Qual und die Nebenjobs I

Um unseren klammen Geldbeutel ein wenig aufzubessern, suchten Qual und ich in Inseraten nach passenden Nebenjobs für mich. “Du könntest doch Babysitter werden”, schlug Qual schließlich vor. “Du arbeitest eh am liebsten von zu Hause aus. Ist zwar in dem Fall nicht deins, aber immer noch besser als ein steriles Büro. Außerdem ist das sicherlich mal gut für dein Ego, wenn du in einem Gespräch ausnahmsweise nicht intellektuell unterlegen bist. Was sagst du?” Qual tippte mit erwartungsvollem Blick auf die Anzeige.

Betreuung für 2 Kinder im Schulalter: Wir suchen für unsere Kinder (Sohn Erwin (8) und Tochter Felicitas (6)) einen netten Aufpasser, gerne auch älter, der sich diese Aufgabe zutraut.

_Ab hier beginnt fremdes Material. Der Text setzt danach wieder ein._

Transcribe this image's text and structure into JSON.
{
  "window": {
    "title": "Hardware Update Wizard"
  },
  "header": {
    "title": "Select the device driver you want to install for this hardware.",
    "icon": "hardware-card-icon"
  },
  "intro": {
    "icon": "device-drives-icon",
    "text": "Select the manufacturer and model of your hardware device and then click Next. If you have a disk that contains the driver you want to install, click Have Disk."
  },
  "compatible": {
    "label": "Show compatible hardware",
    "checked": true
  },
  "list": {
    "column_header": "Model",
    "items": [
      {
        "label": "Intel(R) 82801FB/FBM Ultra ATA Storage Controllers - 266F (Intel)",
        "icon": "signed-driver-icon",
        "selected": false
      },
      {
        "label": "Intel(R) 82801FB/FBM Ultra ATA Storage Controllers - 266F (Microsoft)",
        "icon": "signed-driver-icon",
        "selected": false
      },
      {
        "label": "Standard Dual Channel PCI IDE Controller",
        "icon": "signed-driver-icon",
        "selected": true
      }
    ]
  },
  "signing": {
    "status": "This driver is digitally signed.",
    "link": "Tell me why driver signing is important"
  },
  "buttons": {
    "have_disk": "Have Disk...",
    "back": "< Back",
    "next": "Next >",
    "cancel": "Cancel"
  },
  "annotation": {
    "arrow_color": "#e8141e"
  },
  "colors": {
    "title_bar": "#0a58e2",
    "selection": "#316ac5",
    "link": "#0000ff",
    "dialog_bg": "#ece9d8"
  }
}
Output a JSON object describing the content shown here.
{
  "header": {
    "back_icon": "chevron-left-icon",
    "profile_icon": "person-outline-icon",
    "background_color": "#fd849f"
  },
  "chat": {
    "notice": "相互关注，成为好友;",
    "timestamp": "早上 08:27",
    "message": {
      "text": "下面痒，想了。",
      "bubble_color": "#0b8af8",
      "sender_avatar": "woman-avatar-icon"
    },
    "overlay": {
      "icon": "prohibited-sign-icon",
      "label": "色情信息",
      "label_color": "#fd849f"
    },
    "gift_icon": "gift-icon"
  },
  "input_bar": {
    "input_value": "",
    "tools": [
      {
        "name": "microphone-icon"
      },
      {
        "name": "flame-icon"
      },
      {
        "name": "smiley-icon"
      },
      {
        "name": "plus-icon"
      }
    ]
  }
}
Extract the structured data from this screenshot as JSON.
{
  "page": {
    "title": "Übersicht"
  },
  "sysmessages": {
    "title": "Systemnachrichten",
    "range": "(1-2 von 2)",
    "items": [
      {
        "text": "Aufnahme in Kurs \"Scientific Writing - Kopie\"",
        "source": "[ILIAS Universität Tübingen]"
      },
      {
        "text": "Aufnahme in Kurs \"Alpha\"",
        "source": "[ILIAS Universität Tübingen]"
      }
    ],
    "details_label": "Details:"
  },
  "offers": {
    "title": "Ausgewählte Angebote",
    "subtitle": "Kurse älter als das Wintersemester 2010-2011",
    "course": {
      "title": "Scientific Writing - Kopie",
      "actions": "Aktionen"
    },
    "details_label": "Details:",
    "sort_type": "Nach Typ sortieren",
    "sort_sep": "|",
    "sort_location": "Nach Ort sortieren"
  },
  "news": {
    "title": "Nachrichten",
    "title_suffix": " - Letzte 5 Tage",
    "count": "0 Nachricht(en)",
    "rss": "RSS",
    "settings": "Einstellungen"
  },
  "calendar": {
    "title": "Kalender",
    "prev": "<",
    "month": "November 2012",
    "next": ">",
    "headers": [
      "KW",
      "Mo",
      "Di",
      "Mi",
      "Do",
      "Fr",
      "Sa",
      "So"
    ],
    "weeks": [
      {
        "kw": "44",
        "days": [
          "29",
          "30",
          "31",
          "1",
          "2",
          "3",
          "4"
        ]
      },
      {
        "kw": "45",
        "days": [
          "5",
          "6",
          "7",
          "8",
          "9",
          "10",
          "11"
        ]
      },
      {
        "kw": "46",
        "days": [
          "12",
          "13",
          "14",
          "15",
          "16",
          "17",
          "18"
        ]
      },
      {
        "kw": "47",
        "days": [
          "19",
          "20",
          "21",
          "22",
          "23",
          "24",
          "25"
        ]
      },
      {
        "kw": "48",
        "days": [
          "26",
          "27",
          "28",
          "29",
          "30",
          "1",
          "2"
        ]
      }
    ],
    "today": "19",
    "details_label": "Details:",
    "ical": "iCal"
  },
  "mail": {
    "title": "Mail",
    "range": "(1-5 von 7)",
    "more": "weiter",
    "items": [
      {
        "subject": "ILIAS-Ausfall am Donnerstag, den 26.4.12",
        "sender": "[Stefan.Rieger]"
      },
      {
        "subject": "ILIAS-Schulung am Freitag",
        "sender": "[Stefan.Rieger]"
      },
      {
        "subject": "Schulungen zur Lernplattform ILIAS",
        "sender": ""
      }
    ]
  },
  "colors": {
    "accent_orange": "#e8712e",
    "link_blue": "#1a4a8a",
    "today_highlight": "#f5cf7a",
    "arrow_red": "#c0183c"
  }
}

“Unterschätze bitte kleine Kinder nicht. Das hat man mit den Halblingen in Mittelerde auch gemacht. Am Ende haben die Hobbits dann allerdings den Ring zerstört”, gab ich zu bedenken. “Und der Begriff “Aufpasser” schreckt mich hier sowieso ab. Wer schreibt denn Aufpasser? Klingt ja schon fast wie Wärter. Ich sage dir, dass das mit Sicherheit keine normalen Dreikäsehochs sind.” Qual fing lauthals an zu lachen. “Hast du Angst vor Minimenschen? Was sollten die dir denn tun können?” Mit erhobenem Zeigefinder mahnte ich: “Mag sein, dass sie im offenen Kampf mit mir chancenlos sind. Doch sie sind in der Überzahl und bewegen sich auf gewohntem Terrain. Das ist ein Heimspiel für die, ein entscheidender Vorteil.” Mit besorgter Miene beschwichtigte mich Qual: “Geh mal doch lieber Zeitungen austragen…”

Qual und die Langeweile

An einem gewöhnlichen Tag bei gewöhnlichem Wetter saßen wir ungewöhnlich still in der Wohnung. Die Sonne konnte sich nicht wirklich zum Scheinen entscheiden, aber total bewölkt war es auch nicht. Im Fernsehen lief die x-te Variante von Scripted Reality. Schon wieder. Oder immer noch? Ein Bauer im Brennpunkt hatte seine Frau getauscht, wusste aber nicht mehr mit wem, geschweige denn wogegen. Haben die Autohändler etwas damit zu tun? Ein Fall für die Schulermittler und die Kommissare von K11.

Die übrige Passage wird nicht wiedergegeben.